Other barrier issues are that the food grown locally often costs more than vegetables or meats shipped thousands of miles. Improving the technology and training available to farmers may be one answer, but consumers also need to consider what went into making the food they purchased, from a lack of pesticide use to indirect the considerations of land use, farm worker wages and supporting a local economy.
Some farms are finding the increased demand of their product, like the Marble Family Farms is finding, means moving some of their most popular items to the wholesale market by the end of this year, Richard Marble said. Their farm in Farmington specializes in fresh vegetables and homemade bakery items.
The larger issue of locally-grown food is part of a national movement that has been driven by a series of tainted food scares, rising health concerns, fuel prices and a poor economy.
“We need to create workable solutions,” Lake said. “You can go to your local farmers and ask questions. People want safe and healthy food. We want a secure system.”
Wearing a button that read “Extreme Locavore,” Bob Neal of The Turkey Farm in New Sharon, said he always keeps the customer in mind by providing food that is safe and healthy.
“We small farmers are the face on the food,” Neal said. “Accept that the food you eat comes as close to where you live as possible.”
Denise Boothby of Boothby’s Orchard in Livermore, made the argument that raising her four children with husband Rob on their apple orchard farm “influences all dimensions of health.” Being outside, planting, eating food grown fresh from the garden are good for you. Boothby, an instructor in the Community Health Program at UMF, is also a registered nurse.
“That’s the whole thing right there,” she said looking a photo of a kid grinning and holding up an apple. “If kids get to know food and grow their own food, we’d have fewer bad health issues.”
The big applause of the day belonged to Rep. Lance Harvell, R-Farmington, who mentioned that in June he submitted a bill to label GMOs here in Maine. He said, if he is re-elected on Nov. 6, he will be able to continue to work on the bill’s passage.
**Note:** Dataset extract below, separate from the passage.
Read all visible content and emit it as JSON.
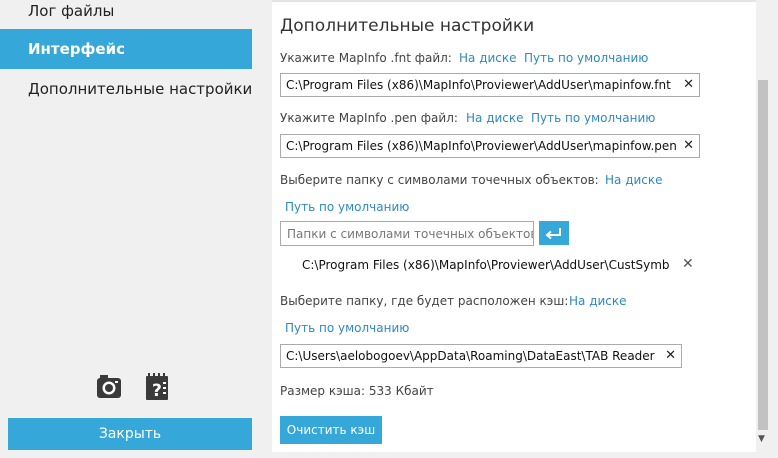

GMOs or genetically engineered foods have been criticized for causing possible health risks that include tumors and various allergies. Others, including the U.S. Food and Drug Administration, believe it’s not been scientifically proven GMOs are unsafe.
Currently, 21 states are looking at GMO labeling requirement laws. California residents will be voting on a GMO labeling law, Proposition 37, on Nov. 6. The law would require disclosure labels on all foods that contain genetically-engineered ingredients except meat, milk, alcohol or foods sold in restaurants. That state’s decision is likely to be felt nationally, since a lot of the food shipped across the U.S. originates and/or is processed in California.
Harvell said afterward that due to Maine’s relatively small market, he will be seeking a compact with other states that have passed the law, adding, “we’re not going it alone.” California’s passage would bring a fair amount of leverage to an attempt in Maine for passage, he added.
Three states, Vermont, Connecticut and Oregon have recently failed to pass a mandatory GMO labeling law.
Upcoming events of the Food for Maine’s Future include Praise the Lard! A Lard Rendering Class on Nov. 3 from 10 a.m. until noon and 12:30 – 2:30 p.m. at the Sandy River Farm Market, 560 Farmington Falls Road in Farmington. Deb Evans will be presenting her lard rendering class. Pastry, samples of her soap and lard caramels will be available. Class is $10 payable on day of class.